23 Nov 2012
November's American Academy of Ophthalmology meeting heard of new instruments using laser technology.American Academy of Ophthalmology and the Asia-Pacific Academy of Ophthalmology, held in Chicago in November 2012, demonstrated that the pace of development for photonics-based technologies in the field shows no sign of slacking.
Among the products and technologies presented at the conference were a new suite of high-definition optical coherence tomography (OCT) products from Carl Zeiss Meditec.
The CIRRUS family comprises of two HD-OCT models, the 5000 and 500, along with two instruments that integrate OCT with fundus imaging systems, the CIRRUS photo 800 and 600.
These additions to the company's Cirrus platform are intended to assist clinicians in the study and diagnosis of glaucoma and retinal diseases.
The CIRRUS HD-OCT 5000 and 500 are immediately available for sale in the US and other markets. The CIRRUS photo 800 and 600 are to be released globally in early 2013.
The AAO meeting also heard preliminary results from the first US clinical trials of the company's ReLEx smile procedure for refractive surgery. The procedure employs a femtosecond laser to cut a lenticle, or small lens-shaped section, inside the still-intact cornea, and then remove it through a small incision. The result is a less invasive surgical operation.

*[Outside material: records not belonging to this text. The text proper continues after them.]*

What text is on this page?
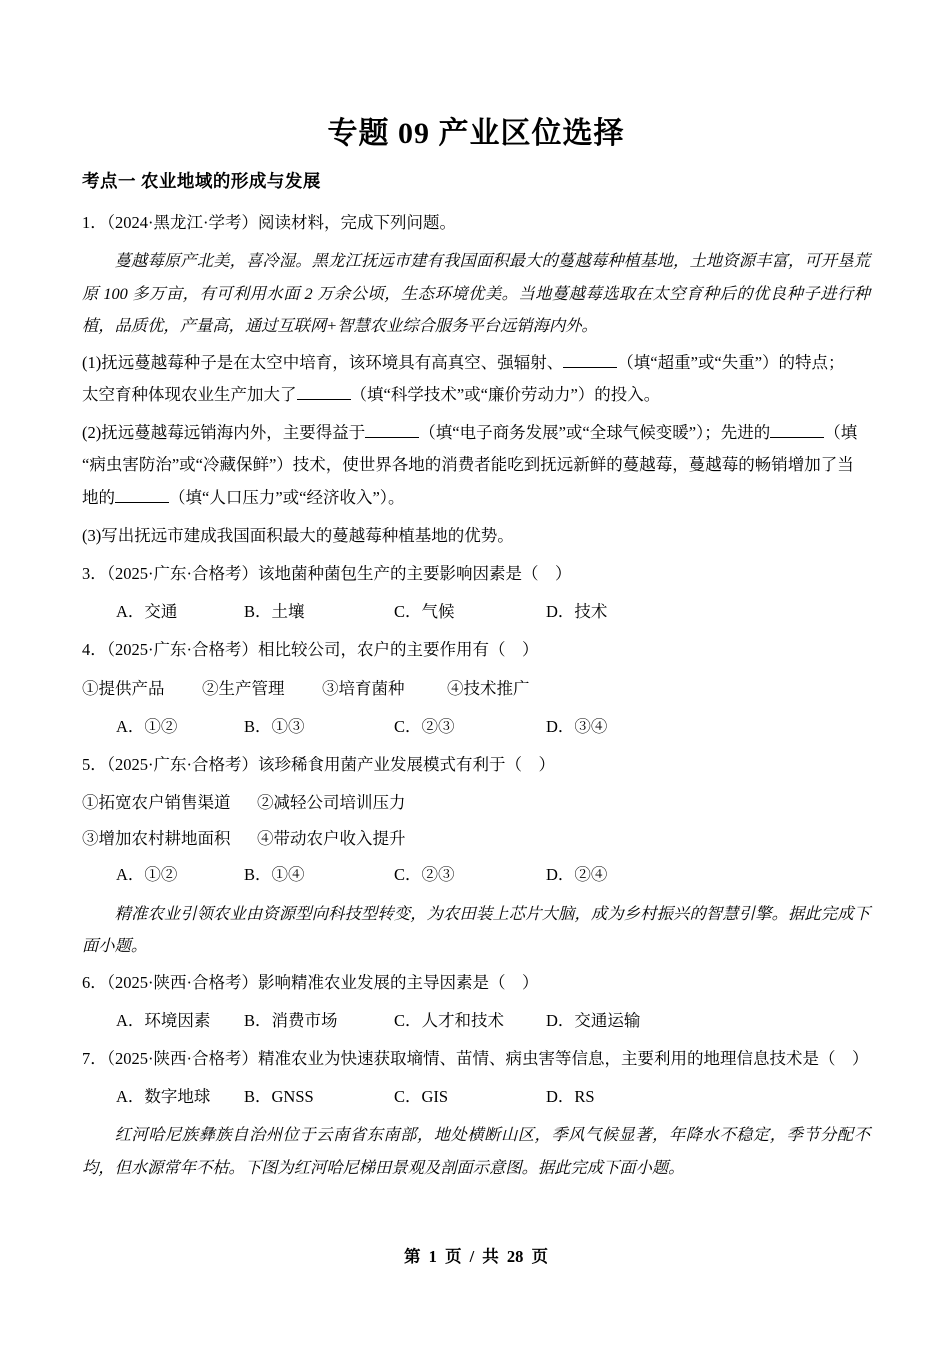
专题 09 产业区位选择
考点一 农业地域的形成与发展
1．（2024·黑龙江·学考）阅读材料，完成下列问题。
蔓越莓原产北美，喜冷湿。黑龙江抚远市建有我国面积最大的蔓越莓种植基地，土地资源丰富，可开垦荒原 100 多万亩，有可利用水面 2 万余公顷，生态环境优美。当地蔓越莓选取在太空育种后的优良种子进行种植，品质优，产量高，通过互联网+智慧农业综合服务平台远销海内外。
(1)抚远蔓越莓种子是在太空中培育，该环境具有高真空、强辐射、	（填“超重”或“失重”）的特点；
太空育种体现农业生产加大了	（填“科学技术”或“廉价劳动力”）的投入。
(2)抚远蔓越莓远销海内外，主要得益于	（填“电子商务发展”或“全球气候变暖”）；先进的	（填
“病虫害防治”或“冷藏保鲜”）技术，使世界各地的消费者能吃到抚远新鲜的蔓越莓，蔓越莓的畅销增加了当
地的	（填“人口压力”或“经济收入”）。
(3)写出抚远市建成我国面积最大的蔓越莓种植基地的优势。
3．（2025·广东·合格考）该地菌种菌包生产的主要影响因素是（　）
A．交通	B．土壤	C．气候	D．技术
4．（2025·广东·合格考）相比较公司，农户的主要作用有（　）
①提供产品	②生产管理	③培育菌种	④技术推广
A．①②	B．①③	C．②③	D．③④
5．（2025·广东·合格考）该珍稀食用菌产业发展模式有利于（　）
①拓宽农户销售渠道	②减轻公司培训压力
③增加农村耕地面积	④带动农户收入提升
A．①②	B．①④	C．②③	D．②④
精准农业引领农业由资源型向科技型转变，为农田装上芯片大脑，成为乡村振兴的智慧引擎。据此完成下面小题。
6．（2025·陕西·合格考）影响精准农业发展的主导因素是（　）
A．环境因素	B．消费市场	C．人才和技术	D．交通运输
7．（2025·陕西·合格考）精准农业为快速获取墒情、苗情、病虫害等信息，主要利用的地理信息技术是（　）
A．数字地球	B．GNSS	C．GIS	D．RS
红河哈尼族彝族自治州位于云南省东南部，地处横断山区，季风气候显著，年降水不稳定，季节分配不均，但水源常年不枯。下图为红河哈尼梯田景观及剖面示意图。据此完成下面小题。
第 1 页 / 共 28 页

Twenty nine subjects in the US have received the ReLEx smile procedure under an FDA-monitored trail, and the results appear to be good. "I really do believe that this is a paradigm shift,” said trail monitor and Meditec consultant Jon Dishler. "It’s going to take awhile for it to catch on worldwide, although I understand it’s becoming more popular."
These announcements formed part of Carl Zeiss Meditec's increasing market penetration for its optics-based medical technology. The company posted year-end results in September 2012 showing a 19.4 percent increase in profits across all territories.
Adaptive optics "not yet ready for prime time"
During the meeting's technical program, a presentation on the potential for adaptive optics (AO) techniques to be used in ophthalmic procedures indicated that the technology held great promise.
"Until now, retinal rods have been very difficult to image,” said Judy Kim of the Medical College of Wisconsin, where work on confocal imaging of the retina using AO has been previously covered on Optics.org. "But rods and cones can be imaged using adaptive optics and scanning laser ophthalmoscopy technology that is in development."
As reported by Healio Ocular Surgery News, other potential applications for AO singled out by Kim include imaging blood flow in vivo, deeper imaging of retinal pigment epithelial cells, and superficial imaging of retinal nerve fiber layers.
The main hurdle is currently the time required to acquire, process and analyze the images produced, according to Kim, who indicated that in her view the technology is "not yet ready for prime time."
Proof of the potential for AO to make an impact came in October 2012, when Imagine Eyes announced that its rtx1 retinal camera was now CE-mark approved for use in the European Union. This is the first adaptive optics platform to make its way into clinical use, according to Imagine Eyes.
As a slight corrective to the flow of femtosecond-based platforms, Australia's Ellex announced that its 1064 nm Ultra Q nanosecond YAG laser system had received FDA 510(k) approval*.
The Ultra Q is designed for carrying out treatments such as capsulotomy, ie. the initial incision in the eye's lens prior to removal in a cataract procedure, as well as iridotomy, the controlled puncturing of the iris as a treatment for glaucoma.
In addition the Ultra Q is marketed for vitreolysis, a procedure intended to destroy the clumps of collagen in the eye's vitreous jelly which manifest themselves as visible "floaters" in the field of vision.
The Ultra Q system will become available over the next few months, according to the company.
* updated (December 3): the article originally indicated that Quantel Medical would distribute the Ultra Q laser system in the US. This is not correct; Ellex will manage sales and distribution of the product.